A few months ago I had the pleasure of attending KubeCon/CloudNativeCon in Austin, TX and doing a talk about the costs of running cloud-native infrastructure. In my opinion, Austin was a good pick for a conference location - the BBQ scene in Austin was nothing but fabulous. I haven’t been before to a city where BBQ ribs and brisket taken that seriously.
I was glad to see that many people interested in my talk. For anyone interested in checking out the presentation, it is available on the Youtube. The more detailed explanation of the model and its parameters you can find in my previous post. Apparently, a lot of organizations and people are interested in how the bill for infrastructure in the cloud or on-prem can look like, and understanding where the money goes. However, some of the feedback I’ve got was that I could have also discussed the costs of building cloud-native setups from the ground up. Even though it was a bit out the scope of the original talk, I decided to write this blog post specifically about that.
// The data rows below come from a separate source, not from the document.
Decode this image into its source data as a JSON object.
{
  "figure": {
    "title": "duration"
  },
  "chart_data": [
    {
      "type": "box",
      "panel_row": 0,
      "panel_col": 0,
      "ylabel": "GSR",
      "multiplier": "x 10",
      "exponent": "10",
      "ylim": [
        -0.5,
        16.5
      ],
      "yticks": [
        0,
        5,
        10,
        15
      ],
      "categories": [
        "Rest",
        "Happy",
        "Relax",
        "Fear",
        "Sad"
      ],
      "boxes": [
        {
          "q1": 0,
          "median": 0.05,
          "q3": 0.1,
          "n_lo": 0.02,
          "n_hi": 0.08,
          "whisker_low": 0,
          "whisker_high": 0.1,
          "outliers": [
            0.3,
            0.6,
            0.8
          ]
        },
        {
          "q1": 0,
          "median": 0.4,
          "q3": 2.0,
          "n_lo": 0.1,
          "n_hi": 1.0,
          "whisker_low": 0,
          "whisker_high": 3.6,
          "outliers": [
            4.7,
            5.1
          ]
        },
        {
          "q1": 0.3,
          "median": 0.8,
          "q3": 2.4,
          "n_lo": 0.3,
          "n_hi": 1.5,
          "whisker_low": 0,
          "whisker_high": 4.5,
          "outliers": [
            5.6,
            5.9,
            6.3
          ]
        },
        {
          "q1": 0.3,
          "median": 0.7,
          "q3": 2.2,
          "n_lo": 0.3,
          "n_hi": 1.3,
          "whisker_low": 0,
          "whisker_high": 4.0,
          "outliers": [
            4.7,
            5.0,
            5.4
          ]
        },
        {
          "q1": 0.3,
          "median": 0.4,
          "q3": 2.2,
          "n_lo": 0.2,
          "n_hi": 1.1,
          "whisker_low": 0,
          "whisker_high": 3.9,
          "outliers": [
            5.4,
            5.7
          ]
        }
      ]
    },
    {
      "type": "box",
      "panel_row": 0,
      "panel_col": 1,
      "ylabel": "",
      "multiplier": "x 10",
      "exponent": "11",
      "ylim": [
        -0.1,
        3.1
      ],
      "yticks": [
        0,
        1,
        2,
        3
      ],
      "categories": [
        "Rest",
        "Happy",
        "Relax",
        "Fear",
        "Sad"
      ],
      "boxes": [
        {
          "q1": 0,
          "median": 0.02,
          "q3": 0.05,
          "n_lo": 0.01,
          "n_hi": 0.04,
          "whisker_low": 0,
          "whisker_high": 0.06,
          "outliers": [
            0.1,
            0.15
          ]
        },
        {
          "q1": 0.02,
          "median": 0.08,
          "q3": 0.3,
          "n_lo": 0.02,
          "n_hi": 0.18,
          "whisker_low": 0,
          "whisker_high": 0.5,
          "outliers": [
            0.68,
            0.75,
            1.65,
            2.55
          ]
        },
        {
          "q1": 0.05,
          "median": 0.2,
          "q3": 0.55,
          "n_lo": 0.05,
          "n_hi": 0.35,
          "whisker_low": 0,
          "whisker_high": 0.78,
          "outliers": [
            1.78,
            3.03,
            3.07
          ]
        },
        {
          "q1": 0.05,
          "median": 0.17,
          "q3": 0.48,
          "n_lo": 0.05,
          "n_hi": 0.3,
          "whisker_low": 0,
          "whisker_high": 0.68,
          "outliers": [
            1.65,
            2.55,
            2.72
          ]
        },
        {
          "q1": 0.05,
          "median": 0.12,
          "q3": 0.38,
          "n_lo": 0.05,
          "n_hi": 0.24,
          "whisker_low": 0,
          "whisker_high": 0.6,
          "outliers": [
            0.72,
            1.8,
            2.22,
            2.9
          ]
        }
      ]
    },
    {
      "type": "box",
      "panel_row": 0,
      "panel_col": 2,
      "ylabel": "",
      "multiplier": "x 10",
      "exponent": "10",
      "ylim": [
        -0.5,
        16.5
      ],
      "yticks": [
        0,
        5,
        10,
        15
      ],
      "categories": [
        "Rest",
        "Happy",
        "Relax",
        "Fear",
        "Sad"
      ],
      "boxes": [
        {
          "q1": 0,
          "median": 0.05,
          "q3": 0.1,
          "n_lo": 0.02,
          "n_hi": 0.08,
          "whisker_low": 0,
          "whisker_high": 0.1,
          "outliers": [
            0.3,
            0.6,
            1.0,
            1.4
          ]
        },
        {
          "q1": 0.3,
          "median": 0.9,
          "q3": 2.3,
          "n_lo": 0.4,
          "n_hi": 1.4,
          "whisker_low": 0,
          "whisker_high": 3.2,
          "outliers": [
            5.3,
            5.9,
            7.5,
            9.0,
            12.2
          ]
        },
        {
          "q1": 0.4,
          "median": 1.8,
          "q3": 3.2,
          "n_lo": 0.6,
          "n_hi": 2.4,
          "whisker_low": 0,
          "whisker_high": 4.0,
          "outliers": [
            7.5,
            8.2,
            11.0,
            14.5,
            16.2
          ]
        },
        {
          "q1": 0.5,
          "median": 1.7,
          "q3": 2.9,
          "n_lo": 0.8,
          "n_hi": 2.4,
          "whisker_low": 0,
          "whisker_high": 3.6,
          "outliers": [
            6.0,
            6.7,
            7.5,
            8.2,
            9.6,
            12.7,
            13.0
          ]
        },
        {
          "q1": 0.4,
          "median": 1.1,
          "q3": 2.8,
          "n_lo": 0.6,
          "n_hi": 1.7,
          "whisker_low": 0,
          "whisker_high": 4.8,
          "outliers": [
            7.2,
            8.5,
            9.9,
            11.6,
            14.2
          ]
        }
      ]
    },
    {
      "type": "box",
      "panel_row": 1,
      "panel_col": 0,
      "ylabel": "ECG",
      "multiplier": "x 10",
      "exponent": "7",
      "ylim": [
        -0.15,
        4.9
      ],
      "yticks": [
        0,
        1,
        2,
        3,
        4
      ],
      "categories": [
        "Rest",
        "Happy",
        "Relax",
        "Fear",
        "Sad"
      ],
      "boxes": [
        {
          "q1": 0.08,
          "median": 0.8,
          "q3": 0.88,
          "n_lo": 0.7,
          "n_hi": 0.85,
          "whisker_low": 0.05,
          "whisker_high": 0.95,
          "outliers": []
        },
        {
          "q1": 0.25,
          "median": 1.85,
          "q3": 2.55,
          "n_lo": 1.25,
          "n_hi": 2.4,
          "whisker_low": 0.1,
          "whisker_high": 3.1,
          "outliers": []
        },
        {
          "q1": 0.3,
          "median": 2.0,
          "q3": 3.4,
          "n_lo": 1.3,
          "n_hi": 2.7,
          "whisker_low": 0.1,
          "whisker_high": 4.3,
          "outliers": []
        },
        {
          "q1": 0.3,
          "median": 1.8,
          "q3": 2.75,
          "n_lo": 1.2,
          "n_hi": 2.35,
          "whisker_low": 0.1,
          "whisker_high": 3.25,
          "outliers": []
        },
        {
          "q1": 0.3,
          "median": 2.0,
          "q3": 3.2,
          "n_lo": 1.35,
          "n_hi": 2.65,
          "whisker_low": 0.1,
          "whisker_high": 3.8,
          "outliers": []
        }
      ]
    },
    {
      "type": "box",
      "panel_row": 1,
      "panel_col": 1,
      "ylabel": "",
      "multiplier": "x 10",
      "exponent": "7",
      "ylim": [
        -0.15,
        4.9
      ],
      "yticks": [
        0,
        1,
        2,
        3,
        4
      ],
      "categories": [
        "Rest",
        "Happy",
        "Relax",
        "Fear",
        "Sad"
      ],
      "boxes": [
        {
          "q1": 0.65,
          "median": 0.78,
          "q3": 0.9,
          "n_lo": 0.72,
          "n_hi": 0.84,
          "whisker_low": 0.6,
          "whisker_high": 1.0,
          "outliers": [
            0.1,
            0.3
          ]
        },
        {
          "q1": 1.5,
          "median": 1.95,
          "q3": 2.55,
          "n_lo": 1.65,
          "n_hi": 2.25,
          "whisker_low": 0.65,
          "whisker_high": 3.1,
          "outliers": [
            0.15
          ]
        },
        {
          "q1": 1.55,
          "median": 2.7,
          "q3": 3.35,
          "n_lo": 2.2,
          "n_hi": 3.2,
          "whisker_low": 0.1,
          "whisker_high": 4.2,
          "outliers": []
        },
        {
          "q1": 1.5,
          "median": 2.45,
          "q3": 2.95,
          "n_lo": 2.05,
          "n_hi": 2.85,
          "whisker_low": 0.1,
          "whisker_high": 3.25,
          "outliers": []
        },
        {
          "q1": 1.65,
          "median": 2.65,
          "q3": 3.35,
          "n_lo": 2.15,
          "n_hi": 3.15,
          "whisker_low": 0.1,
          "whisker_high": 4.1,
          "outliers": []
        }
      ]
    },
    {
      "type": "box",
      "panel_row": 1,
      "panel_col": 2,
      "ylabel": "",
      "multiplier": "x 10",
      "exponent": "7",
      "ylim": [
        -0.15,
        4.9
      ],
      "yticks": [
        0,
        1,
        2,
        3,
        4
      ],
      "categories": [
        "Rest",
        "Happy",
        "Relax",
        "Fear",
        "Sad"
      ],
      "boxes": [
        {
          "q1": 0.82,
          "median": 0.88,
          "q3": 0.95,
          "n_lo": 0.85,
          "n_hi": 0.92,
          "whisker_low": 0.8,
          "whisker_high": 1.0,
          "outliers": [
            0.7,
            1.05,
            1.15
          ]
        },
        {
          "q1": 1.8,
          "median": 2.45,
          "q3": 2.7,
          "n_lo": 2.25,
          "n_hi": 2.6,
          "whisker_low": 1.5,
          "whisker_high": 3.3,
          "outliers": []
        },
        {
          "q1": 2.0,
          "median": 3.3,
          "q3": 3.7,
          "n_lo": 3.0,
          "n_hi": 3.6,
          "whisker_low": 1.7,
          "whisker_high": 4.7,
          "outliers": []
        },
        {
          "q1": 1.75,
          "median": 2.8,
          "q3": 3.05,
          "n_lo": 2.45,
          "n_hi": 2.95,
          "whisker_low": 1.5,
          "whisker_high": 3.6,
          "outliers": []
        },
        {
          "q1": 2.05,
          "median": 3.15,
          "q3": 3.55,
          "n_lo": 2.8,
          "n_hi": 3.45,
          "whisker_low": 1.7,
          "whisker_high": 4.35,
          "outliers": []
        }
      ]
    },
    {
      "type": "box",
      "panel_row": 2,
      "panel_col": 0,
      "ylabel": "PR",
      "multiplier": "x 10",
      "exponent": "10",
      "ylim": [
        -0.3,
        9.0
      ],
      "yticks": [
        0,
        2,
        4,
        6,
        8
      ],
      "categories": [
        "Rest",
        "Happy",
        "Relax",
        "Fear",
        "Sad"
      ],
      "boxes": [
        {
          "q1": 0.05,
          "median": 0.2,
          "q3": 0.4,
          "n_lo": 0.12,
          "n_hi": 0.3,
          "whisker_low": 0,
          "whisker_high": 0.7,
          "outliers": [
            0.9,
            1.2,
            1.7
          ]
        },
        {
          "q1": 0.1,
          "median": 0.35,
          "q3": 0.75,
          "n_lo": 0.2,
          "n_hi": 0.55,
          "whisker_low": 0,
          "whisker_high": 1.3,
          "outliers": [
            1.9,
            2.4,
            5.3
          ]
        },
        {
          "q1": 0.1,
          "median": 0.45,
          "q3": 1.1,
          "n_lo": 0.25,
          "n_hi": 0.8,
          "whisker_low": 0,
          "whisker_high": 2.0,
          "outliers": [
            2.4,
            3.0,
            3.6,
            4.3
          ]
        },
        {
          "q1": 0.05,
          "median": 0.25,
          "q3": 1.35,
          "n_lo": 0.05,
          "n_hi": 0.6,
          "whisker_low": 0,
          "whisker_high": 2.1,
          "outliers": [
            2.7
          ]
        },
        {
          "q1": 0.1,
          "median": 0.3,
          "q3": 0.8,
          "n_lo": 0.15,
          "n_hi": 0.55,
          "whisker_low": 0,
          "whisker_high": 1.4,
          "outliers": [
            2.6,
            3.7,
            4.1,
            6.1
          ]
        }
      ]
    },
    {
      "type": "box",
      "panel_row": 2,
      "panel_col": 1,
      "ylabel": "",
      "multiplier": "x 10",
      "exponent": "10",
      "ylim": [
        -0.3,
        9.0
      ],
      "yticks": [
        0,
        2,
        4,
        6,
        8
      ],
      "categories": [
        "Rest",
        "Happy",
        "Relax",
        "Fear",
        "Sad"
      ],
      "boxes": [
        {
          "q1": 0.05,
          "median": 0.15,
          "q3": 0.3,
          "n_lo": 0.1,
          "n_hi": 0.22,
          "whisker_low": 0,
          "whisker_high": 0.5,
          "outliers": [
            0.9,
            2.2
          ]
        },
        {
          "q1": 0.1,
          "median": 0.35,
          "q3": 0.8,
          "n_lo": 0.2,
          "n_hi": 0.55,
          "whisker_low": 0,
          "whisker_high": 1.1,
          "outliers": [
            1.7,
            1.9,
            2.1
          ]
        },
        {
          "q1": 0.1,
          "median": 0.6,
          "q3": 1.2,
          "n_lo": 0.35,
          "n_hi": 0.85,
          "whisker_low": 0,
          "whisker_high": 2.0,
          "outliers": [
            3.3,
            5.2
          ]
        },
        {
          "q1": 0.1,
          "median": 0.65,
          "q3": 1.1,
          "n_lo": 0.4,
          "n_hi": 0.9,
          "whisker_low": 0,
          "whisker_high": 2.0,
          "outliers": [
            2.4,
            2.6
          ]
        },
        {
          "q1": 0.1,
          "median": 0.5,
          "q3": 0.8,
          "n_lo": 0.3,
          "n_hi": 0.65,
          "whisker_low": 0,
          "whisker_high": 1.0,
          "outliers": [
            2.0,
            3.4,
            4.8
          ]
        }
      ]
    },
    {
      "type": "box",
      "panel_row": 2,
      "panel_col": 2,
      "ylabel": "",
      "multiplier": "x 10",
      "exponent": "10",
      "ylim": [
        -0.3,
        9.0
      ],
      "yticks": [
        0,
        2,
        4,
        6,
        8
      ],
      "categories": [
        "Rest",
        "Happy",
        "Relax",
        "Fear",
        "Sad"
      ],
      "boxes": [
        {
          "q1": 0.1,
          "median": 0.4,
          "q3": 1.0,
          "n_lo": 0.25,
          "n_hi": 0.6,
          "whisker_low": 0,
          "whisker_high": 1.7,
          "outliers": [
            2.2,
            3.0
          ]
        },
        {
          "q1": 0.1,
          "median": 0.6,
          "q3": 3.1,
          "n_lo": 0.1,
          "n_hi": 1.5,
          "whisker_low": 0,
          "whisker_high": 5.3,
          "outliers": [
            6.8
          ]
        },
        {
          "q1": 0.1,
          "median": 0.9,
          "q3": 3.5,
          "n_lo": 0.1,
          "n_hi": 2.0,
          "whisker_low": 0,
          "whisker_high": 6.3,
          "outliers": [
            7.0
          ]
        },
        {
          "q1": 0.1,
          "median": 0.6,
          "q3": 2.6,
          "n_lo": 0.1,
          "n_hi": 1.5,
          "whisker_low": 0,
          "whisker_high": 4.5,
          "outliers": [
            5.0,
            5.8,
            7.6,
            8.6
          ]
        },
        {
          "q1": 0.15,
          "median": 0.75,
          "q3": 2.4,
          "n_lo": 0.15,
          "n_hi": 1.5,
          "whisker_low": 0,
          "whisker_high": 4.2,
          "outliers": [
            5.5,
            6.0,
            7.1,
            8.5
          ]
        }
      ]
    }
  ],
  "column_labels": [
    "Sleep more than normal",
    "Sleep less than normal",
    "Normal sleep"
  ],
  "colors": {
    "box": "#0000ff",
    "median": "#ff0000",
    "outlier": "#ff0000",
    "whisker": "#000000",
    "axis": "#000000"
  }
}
I based these estimates on my personal experience, data reported in various discussions on Hacker News, and individual conversations. If any of these numbers seem strange to you, or you had drastically different experience, please contact me on @dyachuk or in slack. I would be happy to hear from you and refine some of these numbers. Also if you want to receive notifications about our other blog posts, you might sign up for our mailing list.
What do we need factor in to build a Kubernetes ecosystem on bare-metal servers?
Before I drill into the details of this question, let me state the main assumptions. I assume that we are starting from scratch, meaning there is nothing other than a credit card which would be needed to pay the bills. I assume that the staff has good knowledge of Linux, filesystems and fundamental principles of distributed computing, networking, etc. This would basically be an operations person you can find in most of the organizations.
All the time estimates you will find below, are extremely subjective as different engineers have very different backgrounds. Most of the numbers I’ve used came from personal conversations with people at ground zero. The numbers still varied hugely depending on the company and a specific person. I tried to average them up and stick the more conservative numbers.
Now let’s focus on what needs to be included in the complete Kubernetes ecosystem. What are the components without which it won’t function?
- Network fabric
- Racks and PDUs
- NAS (optional, ranging from redundant to hyper-converged storage)
- Inventory management
- Time server
- OS provisioning
- Configuration manager
- Container orchestrator
- Software Defined Networking
- Monitoring and alerting
- Converged storage, e.g., Ceph
- Database backups
The components which are non-essential but are always useful to have to make life easier:
- Backup servers
- Request tracing
- Service mesh
- Secret storage
- User management
I’ve tried making this list as comprehensive as possible. Now let me dissect and discuss the list of essential components item by item.
For starters, you are going to need servers. There are many different options available on the market, so you evaluate a few different ones to see which suit your needs the best. The selection process might take a few weeks; then you probably want to run a few performance tests to ensure the performance is up to your standards. I prefer sysbench and some of the Phoronix suites. If you have limited time, focus at least on testing the IOPS of the disks, to ensure you can get close to the fantastic advertised specs.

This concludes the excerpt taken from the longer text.